Kaytan’ın Çağrısında Egemen Güç Fikrinin Gölgesi

Dersim’in özgünlüğü dikkate alınıyor ve alınacaksa, HDP ve aynı kulvarda bulunan tüm ilgililer mevcut siyasetini yeniden gözden geçirmeli, SMF adayı sayın Maçoğlu’nun adaylığı noktasında anlaşılmaz reflekslerle sergilenen ketum tutumu terk ederek, Dersim belediyesini kazanarak kayyumu defetmek üzere SMF adayında birleşmelidirler

HABER MERKEZİ (12-03-2019) Ali Haydar KAYTAN Özgür Politika gazetesinde ‘’Dersim’i bütünlüklü mücadele içinde ele almalıyız’’ başlıklı bir makale kaleme alarak okuyucuyla paylaştı. Bu makalede, Dersim belediye başkanlığına adaylığını açıklayarak, Sosyalist Meclisler Federasyonu üyesi olarak TKP’den seçimlere girecek olan sayın Maçoğlu’nun adaylığı özel olarak eleştiri konusu yapılarak, Maçoğlu’na HDP lehine adaylıktan çekilme çağrısı yapılmaktadır… Kendi politik yönelimi açısından bu çağrıda bulunması sayın Kaytan’ın hakkıdır fakat bu çağrıyı kendi cephemizden değerlendirmek de bizlerin hakkıdır.
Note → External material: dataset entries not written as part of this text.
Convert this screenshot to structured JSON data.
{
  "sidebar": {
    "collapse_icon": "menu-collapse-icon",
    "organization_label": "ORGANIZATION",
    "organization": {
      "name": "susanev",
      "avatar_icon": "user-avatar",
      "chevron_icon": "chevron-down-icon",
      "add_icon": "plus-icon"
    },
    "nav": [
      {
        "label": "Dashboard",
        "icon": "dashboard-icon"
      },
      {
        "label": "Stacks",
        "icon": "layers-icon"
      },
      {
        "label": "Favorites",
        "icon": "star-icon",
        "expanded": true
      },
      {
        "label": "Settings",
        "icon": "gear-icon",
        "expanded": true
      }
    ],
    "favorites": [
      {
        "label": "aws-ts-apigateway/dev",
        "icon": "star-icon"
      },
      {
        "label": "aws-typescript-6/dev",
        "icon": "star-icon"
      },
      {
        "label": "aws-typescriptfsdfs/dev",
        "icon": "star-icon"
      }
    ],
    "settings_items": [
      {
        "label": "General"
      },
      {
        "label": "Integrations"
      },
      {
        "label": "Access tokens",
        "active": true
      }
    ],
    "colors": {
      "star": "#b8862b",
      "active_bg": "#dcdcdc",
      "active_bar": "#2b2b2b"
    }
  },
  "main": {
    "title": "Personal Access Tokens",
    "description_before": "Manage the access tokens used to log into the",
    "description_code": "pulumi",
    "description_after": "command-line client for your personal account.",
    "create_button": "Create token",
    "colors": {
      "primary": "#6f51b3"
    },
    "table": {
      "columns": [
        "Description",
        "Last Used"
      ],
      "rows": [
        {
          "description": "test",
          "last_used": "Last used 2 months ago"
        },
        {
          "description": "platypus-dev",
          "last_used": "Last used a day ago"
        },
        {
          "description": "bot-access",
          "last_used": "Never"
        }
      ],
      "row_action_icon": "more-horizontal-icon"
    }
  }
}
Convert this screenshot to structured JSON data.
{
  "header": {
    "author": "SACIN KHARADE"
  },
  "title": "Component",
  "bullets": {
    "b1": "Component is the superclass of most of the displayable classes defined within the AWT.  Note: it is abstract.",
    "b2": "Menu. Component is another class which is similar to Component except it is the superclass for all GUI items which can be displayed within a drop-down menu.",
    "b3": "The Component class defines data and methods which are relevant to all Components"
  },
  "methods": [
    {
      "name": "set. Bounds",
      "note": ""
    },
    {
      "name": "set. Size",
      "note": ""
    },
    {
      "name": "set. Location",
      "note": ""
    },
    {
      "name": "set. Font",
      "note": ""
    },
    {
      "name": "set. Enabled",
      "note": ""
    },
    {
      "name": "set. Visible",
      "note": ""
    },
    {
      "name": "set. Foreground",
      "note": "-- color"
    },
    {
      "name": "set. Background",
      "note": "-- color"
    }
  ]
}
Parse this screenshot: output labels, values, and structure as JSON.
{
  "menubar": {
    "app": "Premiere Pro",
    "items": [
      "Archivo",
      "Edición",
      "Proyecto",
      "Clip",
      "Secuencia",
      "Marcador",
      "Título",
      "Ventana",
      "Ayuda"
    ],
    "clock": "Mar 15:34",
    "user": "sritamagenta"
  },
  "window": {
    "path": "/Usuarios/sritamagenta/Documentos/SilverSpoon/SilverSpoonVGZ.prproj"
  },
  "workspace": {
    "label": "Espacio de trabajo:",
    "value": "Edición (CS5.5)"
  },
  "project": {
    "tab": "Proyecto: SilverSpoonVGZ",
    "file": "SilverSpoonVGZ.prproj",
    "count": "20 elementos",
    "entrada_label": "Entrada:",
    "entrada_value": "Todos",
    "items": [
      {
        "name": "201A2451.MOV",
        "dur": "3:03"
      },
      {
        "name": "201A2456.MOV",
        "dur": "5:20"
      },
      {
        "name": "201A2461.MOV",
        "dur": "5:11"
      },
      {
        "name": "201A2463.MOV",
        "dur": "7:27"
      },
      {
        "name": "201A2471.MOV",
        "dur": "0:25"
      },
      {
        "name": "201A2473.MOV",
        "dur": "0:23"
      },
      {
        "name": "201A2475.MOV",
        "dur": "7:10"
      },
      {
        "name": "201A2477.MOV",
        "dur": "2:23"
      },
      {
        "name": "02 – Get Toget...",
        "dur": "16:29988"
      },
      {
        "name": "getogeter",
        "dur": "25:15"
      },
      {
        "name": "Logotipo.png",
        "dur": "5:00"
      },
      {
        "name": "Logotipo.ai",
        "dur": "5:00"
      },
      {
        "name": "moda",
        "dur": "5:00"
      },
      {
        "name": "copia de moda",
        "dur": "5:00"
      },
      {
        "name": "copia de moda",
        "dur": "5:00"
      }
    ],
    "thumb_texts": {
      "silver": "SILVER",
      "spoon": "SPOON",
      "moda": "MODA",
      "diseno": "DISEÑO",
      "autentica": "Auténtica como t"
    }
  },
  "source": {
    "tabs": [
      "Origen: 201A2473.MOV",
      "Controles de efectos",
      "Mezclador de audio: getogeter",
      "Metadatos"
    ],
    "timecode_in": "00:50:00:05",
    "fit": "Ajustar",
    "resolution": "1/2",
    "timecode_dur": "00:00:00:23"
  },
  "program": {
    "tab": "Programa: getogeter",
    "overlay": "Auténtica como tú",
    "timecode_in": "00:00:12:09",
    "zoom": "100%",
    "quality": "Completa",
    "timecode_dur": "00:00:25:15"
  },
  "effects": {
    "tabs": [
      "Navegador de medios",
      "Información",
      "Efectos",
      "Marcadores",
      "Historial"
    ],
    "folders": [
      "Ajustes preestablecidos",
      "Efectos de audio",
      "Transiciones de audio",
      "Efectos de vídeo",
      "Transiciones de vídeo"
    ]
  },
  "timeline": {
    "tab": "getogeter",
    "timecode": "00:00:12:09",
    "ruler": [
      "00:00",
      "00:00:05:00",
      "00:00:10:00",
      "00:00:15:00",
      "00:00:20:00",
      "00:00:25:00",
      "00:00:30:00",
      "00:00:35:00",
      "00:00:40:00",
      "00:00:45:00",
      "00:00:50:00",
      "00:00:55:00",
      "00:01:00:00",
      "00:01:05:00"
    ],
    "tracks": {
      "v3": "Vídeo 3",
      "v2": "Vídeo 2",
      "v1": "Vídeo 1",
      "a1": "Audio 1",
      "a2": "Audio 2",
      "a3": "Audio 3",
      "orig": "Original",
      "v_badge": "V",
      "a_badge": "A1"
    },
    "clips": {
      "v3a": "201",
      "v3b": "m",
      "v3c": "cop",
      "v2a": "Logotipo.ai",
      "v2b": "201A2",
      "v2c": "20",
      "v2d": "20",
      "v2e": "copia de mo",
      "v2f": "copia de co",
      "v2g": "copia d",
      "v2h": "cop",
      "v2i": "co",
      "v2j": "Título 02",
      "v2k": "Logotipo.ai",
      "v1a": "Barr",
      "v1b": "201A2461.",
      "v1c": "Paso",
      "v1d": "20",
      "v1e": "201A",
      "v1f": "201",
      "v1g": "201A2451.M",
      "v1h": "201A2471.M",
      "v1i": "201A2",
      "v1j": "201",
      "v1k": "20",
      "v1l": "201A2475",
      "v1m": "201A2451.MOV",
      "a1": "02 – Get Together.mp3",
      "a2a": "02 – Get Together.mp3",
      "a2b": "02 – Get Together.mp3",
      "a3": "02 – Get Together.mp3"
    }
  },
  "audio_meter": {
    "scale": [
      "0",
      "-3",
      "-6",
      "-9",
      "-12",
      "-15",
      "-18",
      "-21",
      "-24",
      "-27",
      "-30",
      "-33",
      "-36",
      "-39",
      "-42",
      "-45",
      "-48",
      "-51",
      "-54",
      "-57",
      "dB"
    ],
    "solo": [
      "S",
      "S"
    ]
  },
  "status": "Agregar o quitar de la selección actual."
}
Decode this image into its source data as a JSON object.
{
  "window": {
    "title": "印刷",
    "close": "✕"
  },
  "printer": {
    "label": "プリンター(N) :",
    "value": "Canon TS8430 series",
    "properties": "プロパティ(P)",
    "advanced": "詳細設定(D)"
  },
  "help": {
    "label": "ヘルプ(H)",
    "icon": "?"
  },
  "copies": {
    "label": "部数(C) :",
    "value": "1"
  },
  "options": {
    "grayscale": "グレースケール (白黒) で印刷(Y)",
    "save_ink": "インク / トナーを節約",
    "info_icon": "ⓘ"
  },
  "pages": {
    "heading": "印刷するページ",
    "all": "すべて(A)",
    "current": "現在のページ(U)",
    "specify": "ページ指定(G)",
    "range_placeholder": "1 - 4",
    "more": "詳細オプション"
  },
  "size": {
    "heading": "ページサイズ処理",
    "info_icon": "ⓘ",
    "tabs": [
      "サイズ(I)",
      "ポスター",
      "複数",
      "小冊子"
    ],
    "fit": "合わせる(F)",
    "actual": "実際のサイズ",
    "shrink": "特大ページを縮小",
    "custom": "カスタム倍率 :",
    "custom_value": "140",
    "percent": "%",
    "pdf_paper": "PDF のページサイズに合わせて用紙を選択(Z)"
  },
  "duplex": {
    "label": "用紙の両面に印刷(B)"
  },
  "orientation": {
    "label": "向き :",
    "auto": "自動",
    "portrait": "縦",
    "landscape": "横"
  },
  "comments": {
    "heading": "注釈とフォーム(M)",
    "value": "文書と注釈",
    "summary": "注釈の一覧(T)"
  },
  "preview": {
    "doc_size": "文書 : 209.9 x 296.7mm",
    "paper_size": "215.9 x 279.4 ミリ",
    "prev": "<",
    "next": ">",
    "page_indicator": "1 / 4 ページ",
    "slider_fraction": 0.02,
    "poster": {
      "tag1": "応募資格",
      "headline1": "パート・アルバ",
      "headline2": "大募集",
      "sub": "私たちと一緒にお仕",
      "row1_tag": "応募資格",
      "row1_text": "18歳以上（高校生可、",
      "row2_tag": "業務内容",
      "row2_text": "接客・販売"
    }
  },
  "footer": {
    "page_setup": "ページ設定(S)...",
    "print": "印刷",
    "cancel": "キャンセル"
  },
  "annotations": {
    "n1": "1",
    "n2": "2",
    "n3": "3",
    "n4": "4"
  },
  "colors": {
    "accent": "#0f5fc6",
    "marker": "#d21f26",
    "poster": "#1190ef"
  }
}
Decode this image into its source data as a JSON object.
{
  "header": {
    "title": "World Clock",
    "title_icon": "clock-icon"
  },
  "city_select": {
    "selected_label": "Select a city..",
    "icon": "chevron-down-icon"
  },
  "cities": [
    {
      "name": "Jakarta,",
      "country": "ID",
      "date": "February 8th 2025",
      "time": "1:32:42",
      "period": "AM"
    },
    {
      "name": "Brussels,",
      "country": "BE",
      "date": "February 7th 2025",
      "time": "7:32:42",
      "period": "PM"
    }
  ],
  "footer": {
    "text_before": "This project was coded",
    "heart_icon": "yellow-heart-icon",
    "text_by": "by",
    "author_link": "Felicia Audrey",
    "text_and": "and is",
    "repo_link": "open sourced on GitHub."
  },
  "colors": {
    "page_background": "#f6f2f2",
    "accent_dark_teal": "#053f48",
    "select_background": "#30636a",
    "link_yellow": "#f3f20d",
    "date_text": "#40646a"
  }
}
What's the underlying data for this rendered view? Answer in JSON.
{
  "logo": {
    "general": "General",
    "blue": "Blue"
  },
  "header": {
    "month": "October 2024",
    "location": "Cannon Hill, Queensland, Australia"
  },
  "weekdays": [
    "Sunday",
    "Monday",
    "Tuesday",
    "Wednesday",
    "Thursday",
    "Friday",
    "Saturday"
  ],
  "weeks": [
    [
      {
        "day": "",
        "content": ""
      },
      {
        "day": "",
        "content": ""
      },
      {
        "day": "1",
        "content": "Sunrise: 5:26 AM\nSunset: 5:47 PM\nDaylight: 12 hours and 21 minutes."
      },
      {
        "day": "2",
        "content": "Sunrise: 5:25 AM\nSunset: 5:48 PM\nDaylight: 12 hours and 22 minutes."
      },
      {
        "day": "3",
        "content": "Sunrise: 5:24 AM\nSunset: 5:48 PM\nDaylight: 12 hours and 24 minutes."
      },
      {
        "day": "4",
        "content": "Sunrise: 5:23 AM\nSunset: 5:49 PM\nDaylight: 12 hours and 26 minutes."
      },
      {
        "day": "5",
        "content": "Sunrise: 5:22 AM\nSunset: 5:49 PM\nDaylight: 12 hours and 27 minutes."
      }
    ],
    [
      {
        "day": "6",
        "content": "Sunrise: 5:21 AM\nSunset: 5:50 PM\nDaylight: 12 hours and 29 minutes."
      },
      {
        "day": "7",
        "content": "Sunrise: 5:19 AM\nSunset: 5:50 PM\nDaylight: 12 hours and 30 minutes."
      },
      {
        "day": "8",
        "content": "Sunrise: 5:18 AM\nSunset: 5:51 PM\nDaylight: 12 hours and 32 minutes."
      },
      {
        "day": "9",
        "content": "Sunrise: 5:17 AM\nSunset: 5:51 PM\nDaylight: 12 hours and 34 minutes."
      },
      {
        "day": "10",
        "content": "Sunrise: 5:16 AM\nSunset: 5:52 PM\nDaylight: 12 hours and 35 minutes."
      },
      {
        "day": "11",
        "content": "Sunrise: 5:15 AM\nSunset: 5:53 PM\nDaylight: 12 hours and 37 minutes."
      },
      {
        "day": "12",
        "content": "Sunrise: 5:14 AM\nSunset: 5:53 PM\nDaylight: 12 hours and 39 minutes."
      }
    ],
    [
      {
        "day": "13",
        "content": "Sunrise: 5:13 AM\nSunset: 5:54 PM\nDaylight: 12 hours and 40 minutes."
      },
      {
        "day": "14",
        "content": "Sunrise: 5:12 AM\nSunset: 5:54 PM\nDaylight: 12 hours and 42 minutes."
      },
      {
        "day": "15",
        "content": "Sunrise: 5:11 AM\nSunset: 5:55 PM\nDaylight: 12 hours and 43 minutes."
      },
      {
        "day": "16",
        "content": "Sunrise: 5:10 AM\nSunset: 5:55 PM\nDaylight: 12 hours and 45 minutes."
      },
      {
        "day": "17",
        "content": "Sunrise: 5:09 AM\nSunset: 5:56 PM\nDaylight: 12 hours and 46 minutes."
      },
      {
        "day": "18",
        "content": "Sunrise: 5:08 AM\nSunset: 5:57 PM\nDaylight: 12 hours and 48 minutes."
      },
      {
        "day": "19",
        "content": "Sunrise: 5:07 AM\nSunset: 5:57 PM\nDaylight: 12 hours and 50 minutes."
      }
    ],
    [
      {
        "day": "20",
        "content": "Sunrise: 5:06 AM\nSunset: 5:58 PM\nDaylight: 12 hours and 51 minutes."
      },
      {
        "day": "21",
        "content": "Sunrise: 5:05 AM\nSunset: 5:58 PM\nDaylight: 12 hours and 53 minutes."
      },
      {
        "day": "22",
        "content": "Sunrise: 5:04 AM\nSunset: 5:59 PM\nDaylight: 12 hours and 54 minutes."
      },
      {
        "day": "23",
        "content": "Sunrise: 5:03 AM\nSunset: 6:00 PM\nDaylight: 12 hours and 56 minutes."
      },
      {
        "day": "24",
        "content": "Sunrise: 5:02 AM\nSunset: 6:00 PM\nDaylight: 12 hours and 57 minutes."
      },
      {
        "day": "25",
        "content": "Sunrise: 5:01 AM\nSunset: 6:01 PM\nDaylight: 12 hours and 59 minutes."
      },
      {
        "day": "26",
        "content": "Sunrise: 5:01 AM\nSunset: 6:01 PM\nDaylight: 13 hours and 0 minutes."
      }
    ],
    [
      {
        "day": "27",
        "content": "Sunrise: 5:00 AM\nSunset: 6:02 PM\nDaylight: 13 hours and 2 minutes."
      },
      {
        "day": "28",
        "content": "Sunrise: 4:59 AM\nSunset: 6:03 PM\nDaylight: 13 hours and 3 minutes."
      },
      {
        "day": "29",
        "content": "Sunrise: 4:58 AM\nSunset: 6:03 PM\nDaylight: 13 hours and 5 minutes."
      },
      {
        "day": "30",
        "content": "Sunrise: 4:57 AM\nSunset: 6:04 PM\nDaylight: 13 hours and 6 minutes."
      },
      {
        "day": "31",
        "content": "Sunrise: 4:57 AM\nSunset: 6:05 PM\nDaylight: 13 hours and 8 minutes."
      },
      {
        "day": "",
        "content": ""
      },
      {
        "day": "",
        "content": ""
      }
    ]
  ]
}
Farklı ideolojik-siyasi kulvarlarda bulunan muhataplarımızın bizleri kendi politik çizgilerine çağırması ne kadar tabii ise, bizlerin de muhataplarımızı kendi politik çizgimize davat etmemiz o kadar tabiidir… Bunda sorun yok.

Bizlerin anlam vermekte zorlandığı husus şudur: Sayın Maçoğlu’nun adaylığı neden bu kadar büyük bir problem haline getirilmekte ve bütün mücadelenin seyrini değiştirecek kadar önemli bir yere koyularak tartışılmaktadır?! Bütünlüklü mücadele nedir, bundan ne kast edilmektedir? Tüm mücadele dinamiklerinin kendisini yadsıyarak HDP’ye tabi olması mı? Bu, siyasi irade sorunudur, kabul edilemez… Dersim’de sosyalist(SMF) aday sorunu neden merkeze oturtulup, mücadelenin bütünlüğü çerçevesine koyuluyor? Kuzey Kürdistan’ın çok daha büyük illerinde(Urfa gibi) HDP adayları değil, AKP adayları öne çıkmakta ve kazanmaktadırlar. Hatta, bu yerel seçimlerde HDP’nin, bir yerde İyi parti adayı lehine, diğer yerde Fazilet Partisi adayı lehine, birden fazla yerde CHP adayı lehine kendi adaylarını geri çektiği ya da aday göstermediği rivayet edilmektedir. Bütün bunlarda sorun görülmemekte ya da duyarlı olunmamakta ama Dersim adaylığı çok ciddi bir sorun olarak görülmektedir! Sayın Maçoğlu’nun Dersim’de aday olması, HDP’nin, hatta sayın Kaytan’ın temsil ettiği hareketin hangi plan-projesini veya bütünlüklü mücadelesini engelliyor ki, bu kadar önemseniyor bu adaylık?… Fırtına koparmanın sebebi nedir? Dersim’de demokratik-sosyalist kurumun daha da güçlenmesinden mi endişe ediliyor? Eğer ediliyorsa, bu, son derece yersiz bir endişedir. Demokratik, sosyalist güçlerin daha da büyümesi kaygı duyulacak bir gelişme değil, bilakis heyecan duyulması gereken olumlu bir gelişmedir…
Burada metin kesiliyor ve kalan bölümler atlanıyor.